Hello there,
I am 17 years old and am fairly depressed at the moment. My life has been going up and down and I fear I have a little bit of a split personality…
I have ruined friendships because of this and at school, I am always a different person than that at home.
I have been considering suicide for about four to five weeks now, but my family is all that can hold me together. However, I am also at a boarding school, which means my family is further and further away from me than I had hoped.
It feels good to let someone know about this, because no one knows my suicidal tendencies. I have been involved in self-mutilation, such as cutting scars on my face, resembling my favourite character ever to exist, The Joker.
I am obsessed with him and I try to be incarnate of him.
I am the Joker. I am him. I am the evil when I want to be, and the peace when I want to be. But, I wear many masks, and no one knows the true me.
I need help and I have never sought help from pyschiatrists or the like.
Please, Help me!
5 comments
You said it best when you said – your family holds you together
I don’t know how boarding school works so I won’t claim to know how to take a break- but is a break possible? Can you call your parents and talk to them about your depression?
And remember – we are not here to laugh or judge you or make you feel worse – we are here to help, listen and confide- share stories and to friend….
Please try to tell your parents since you seem close to them. Failing that, is there some professional you could talk to in boarding school? Please hang in there. We all mess up friendships along the way. You will make stronger more permanent bonds. It’s really tough now, but as we get older, these things gets easier.
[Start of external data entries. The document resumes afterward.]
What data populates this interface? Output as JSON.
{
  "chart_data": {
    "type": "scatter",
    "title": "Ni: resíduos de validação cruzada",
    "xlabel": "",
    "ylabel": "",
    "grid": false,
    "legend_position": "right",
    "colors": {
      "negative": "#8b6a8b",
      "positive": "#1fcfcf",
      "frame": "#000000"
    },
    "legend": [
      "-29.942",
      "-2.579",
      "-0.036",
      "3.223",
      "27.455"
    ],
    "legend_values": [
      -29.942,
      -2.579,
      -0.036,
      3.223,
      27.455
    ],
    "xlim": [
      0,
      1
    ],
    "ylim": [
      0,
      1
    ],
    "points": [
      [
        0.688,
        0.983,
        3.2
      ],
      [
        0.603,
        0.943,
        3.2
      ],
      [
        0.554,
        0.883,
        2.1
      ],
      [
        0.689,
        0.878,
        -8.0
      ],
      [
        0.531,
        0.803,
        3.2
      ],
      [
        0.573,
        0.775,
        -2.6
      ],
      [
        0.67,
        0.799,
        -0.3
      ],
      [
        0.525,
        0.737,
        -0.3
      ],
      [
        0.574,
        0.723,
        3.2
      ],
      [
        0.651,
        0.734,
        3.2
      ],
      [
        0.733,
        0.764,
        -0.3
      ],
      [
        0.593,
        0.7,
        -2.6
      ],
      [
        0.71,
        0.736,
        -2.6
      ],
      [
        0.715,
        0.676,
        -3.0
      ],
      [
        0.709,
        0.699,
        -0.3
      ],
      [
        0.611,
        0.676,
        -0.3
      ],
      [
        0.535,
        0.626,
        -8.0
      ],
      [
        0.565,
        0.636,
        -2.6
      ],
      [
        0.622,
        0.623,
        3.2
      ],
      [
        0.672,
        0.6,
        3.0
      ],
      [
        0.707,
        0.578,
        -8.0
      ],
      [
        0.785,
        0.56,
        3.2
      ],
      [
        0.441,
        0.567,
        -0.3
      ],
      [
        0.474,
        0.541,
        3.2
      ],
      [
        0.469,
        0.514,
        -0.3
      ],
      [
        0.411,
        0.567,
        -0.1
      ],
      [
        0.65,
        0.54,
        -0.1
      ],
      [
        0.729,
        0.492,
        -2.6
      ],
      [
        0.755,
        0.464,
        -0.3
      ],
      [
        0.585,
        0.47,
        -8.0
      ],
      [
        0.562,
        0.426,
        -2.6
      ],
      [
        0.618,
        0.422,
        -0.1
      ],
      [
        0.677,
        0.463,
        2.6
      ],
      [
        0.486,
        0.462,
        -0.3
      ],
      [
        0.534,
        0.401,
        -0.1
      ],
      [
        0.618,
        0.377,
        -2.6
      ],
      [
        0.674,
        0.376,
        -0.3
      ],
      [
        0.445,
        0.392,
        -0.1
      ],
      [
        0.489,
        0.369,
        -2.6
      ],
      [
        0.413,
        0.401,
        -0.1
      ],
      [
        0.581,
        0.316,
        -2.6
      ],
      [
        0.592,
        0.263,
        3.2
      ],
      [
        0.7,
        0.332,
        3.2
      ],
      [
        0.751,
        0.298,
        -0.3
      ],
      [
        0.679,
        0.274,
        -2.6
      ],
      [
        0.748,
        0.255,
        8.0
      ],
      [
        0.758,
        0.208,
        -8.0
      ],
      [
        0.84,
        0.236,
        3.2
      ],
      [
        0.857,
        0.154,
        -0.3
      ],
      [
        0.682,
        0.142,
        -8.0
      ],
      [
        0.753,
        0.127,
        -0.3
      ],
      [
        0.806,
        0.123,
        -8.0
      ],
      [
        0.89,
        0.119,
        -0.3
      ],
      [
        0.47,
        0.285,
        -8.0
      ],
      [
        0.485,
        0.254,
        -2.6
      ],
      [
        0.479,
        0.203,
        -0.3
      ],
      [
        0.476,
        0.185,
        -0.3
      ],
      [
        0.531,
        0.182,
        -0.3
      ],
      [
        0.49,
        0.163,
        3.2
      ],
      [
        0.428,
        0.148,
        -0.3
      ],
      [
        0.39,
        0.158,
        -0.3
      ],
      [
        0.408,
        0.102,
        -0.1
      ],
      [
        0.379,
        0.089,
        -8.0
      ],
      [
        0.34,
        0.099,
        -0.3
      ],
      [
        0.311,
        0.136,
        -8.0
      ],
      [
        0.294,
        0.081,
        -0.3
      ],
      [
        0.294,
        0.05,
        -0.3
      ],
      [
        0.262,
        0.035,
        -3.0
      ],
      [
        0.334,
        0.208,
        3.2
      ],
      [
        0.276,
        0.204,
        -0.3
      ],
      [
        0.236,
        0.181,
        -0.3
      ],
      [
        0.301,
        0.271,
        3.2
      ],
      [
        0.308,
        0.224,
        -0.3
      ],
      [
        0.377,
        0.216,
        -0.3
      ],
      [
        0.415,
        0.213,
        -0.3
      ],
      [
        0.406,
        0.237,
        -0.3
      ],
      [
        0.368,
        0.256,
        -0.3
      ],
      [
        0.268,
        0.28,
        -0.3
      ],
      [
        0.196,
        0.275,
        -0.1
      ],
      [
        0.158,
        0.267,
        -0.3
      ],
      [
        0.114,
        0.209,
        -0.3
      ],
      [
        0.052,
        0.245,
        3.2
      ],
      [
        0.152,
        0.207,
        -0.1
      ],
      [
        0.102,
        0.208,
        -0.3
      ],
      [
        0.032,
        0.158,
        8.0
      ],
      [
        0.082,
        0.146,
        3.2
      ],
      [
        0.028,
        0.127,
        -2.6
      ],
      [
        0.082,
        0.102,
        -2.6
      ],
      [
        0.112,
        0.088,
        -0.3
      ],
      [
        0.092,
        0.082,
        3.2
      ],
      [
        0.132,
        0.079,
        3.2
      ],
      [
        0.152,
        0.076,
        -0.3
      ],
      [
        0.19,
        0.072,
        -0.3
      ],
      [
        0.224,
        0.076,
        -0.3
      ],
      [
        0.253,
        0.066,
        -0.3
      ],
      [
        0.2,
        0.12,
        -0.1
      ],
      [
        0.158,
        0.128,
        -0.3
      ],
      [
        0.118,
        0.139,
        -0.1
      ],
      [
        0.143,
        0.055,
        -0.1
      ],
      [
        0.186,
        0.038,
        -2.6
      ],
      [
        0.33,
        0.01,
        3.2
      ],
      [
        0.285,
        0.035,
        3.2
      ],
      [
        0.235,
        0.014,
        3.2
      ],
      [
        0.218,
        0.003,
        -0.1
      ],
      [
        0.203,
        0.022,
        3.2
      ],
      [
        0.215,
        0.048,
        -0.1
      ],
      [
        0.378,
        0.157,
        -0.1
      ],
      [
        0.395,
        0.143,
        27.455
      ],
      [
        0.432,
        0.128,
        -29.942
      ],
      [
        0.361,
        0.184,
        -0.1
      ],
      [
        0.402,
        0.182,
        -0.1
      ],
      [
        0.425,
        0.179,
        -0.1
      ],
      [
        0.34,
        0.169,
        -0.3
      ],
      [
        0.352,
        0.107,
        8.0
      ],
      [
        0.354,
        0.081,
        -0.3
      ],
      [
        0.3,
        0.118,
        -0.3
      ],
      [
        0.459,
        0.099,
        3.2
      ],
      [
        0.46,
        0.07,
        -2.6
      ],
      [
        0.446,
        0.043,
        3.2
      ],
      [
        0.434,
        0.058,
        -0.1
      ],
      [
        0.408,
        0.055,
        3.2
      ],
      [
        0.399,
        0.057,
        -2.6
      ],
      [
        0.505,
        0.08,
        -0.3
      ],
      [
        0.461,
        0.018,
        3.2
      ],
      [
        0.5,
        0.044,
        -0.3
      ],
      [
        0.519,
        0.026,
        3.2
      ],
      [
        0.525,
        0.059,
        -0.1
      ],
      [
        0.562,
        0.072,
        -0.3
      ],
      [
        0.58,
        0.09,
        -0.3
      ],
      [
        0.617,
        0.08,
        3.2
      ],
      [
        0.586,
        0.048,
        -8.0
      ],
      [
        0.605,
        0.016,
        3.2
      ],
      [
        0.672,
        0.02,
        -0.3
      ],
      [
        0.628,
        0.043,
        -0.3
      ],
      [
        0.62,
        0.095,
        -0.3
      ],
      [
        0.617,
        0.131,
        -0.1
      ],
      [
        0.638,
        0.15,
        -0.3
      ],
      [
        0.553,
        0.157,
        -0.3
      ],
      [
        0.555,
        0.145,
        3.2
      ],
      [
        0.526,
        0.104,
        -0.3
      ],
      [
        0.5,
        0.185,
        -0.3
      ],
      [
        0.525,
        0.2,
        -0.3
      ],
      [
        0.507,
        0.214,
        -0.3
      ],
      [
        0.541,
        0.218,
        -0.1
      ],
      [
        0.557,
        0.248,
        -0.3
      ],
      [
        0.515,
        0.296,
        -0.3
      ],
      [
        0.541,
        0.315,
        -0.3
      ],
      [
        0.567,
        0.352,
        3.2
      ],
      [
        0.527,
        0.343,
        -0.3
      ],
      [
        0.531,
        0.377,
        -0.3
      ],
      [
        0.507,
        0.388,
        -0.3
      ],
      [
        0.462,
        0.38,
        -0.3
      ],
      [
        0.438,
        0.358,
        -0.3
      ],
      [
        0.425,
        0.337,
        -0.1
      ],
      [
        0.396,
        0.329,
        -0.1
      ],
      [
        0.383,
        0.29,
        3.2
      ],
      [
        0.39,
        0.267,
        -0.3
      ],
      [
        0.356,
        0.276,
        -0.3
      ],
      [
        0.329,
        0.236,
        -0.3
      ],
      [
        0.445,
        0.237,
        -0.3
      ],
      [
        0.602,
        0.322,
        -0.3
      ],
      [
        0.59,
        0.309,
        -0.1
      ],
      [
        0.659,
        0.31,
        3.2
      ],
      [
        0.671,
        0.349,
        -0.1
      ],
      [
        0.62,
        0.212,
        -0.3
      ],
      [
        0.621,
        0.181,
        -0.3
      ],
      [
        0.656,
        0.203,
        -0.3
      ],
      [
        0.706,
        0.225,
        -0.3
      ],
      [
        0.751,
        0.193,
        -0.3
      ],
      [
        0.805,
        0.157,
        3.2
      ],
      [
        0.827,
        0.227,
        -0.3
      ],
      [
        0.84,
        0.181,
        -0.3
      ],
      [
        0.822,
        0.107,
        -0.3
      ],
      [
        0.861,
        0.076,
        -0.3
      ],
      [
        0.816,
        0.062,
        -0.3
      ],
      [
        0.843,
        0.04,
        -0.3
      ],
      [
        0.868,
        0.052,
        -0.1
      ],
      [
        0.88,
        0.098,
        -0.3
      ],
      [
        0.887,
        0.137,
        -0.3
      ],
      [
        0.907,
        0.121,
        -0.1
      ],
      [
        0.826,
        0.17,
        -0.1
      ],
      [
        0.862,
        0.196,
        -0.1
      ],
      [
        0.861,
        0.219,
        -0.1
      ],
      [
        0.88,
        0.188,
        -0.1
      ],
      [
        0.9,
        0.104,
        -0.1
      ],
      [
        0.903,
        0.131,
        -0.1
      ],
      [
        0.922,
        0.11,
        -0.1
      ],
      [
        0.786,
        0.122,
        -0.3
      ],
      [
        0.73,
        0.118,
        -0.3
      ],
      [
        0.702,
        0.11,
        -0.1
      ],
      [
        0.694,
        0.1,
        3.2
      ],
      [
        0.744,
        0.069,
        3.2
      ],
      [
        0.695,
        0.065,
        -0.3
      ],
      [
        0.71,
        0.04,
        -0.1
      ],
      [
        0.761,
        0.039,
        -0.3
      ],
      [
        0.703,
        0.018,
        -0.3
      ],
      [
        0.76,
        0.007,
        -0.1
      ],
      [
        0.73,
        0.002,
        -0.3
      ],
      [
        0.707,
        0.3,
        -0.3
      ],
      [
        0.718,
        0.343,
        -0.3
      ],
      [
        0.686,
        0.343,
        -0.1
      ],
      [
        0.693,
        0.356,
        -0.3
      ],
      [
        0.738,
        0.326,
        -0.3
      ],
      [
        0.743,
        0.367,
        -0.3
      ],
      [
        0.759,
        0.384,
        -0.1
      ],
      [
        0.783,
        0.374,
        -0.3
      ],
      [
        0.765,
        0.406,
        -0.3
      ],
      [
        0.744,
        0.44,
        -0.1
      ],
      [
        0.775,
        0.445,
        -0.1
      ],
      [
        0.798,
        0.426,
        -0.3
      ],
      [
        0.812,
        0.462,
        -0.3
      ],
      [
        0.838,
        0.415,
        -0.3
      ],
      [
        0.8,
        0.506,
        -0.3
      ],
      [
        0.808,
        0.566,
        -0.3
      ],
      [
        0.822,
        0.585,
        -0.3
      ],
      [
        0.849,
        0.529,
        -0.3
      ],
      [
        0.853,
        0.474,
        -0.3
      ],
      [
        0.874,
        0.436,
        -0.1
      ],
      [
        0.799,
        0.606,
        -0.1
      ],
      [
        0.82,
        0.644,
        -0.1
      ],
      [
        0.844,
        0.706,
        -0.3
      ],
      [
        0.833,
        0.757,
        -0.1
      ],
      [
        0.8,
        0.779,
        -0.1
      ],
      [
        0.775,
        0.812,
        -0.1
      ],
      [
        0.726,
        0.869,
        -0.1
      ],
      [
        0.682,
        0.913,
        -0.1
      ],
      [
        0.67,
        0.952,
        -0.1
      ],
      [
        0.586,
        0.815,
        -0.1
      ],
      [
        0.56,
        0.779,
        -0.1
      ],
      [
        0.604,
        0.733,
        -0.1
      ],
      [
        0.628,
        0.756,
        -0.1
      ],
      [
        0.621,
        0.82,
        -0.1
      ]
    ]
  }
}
I understand that being away from your family may have you in a way jumpy b/c they do hold yo together and you may not be able to talk to them everyday. I felt the same way you do when i had to move to Ohio and I was living in a hotel by myself. I had to goto high school and no one was there to hold me together on my BAD days. If you anyone to talk to email me. npazdra@gmail.com I’ll be happy to email and talk.
You are everything, you are nothing, you are sad, you are happy. You are everything and anything but as well as nothing. Life is complicated, hang on because even while you crawl through this tunnel there must surely be light in the end.
Your split personalitys are you, they’re who you are try your best to control them and never let rage re-side.
Remember you are everything and anything. Its your choice, and these masks are also a part of you so you control them.